A juíza Sílvia Pires impõe como condição para a "guarda provisória" de Esmeralda a realização de exames prévios ao estado de saúde física e psicológica da criança.

O Tribunal de Torres Novas suspendeu hoje os mandados de detenção sobre Adelina Lagarto, a mulher que mantém a menor Esmeralda Porto em parte incerta, agendando para 10 de Abril a realização de uma nova conferência para discutir a guarda a criança.

Esta foi a resposta do tribunal ao requerimento interposto pelo casal Luís Gomes (o militar que continua detido preventivamente depois de ter sido condenado em primeira instância a seis anos de prisão pelo crime de sequestro) e Adelina Lagarto, que admitem mostrar Esmeralda à Justiça desde que lhes seja atribuído um regime provisório de guarda da menor, até que haja uma decisão definitiva.

Segundo fonte policial citada pela Lusa, a suspensão dos mandados de prisão vão permitir que Adelina Lagarto possa levar a criança a uma avaliação independente antes da realização da conferência.

Recorde-se que no documento entregue no passado dia 24 de Fevereiro, o casal pedia à juíza que lhe concedesse um regime provisório para manter a guarda da menor, cedendo depois num conjunto de pretensões que já haviam sido pedidas pelo Ministério Público na primeira conferência de interessados realizada a 30 de Janeiro.
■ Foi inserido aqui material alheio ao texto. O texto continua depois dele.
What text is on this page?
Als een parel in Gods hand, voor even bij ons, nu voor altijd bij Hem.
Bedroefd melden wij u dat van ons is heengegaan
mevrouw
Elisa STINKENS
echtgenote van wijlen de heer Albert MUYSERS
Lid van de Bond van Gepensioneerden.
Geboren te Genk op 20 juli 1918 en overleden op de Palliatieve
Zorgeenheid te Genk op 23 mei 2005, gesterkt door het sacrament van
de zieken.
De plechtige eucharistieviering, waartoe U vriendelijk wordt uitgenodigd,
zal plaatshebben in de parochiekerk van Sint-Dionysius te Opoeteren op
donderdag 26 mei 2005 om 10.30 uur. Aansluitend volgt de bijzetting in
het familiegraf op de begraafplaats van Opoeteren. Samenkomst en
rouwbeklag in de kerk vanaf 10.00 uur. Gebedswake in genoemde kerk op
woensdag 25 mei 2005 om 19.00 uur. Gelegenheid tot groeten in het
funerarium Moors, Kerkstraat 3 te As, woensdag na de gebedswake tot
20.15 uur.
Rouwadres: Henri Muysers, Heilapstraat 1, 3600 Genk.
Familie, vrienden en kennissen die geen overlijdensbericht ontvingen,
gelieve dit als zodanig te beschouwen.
O Tribunal de Torres Novas havia considerado que Luís Gomes e Adelina Lagarto não tinham legitimidade para pedir a guarda da criança. O casal não se conformou e, desde então, rejeita apresentar a criança. Entretanto, o Tribunal Constitucional conferiu-lhe legitimidade para recorrer da sentença que dá a guarda de Esmeralda ao pai biológico, Baltazar Nunes.

Esmeralda Porto foi entregue pela mãe, Aidida Porto, ao casal Luís Gomes e Adelina Lagarto em 28 de Maio de 2002, com três meses de idade, num momento em que o pai biológico, Baltazar Nunes, ainda não tinha assumido a sua paternidade. O que só veio a acontecer quando a criança completou um ano e os exames médicos confirmaram que é, de facto, sua filha.

Confrontados pela Lusa, nem a advogada do casal nem o advogado de Baltazar Nunes quiseram comentar a decisão da juíza Sílvia Pires.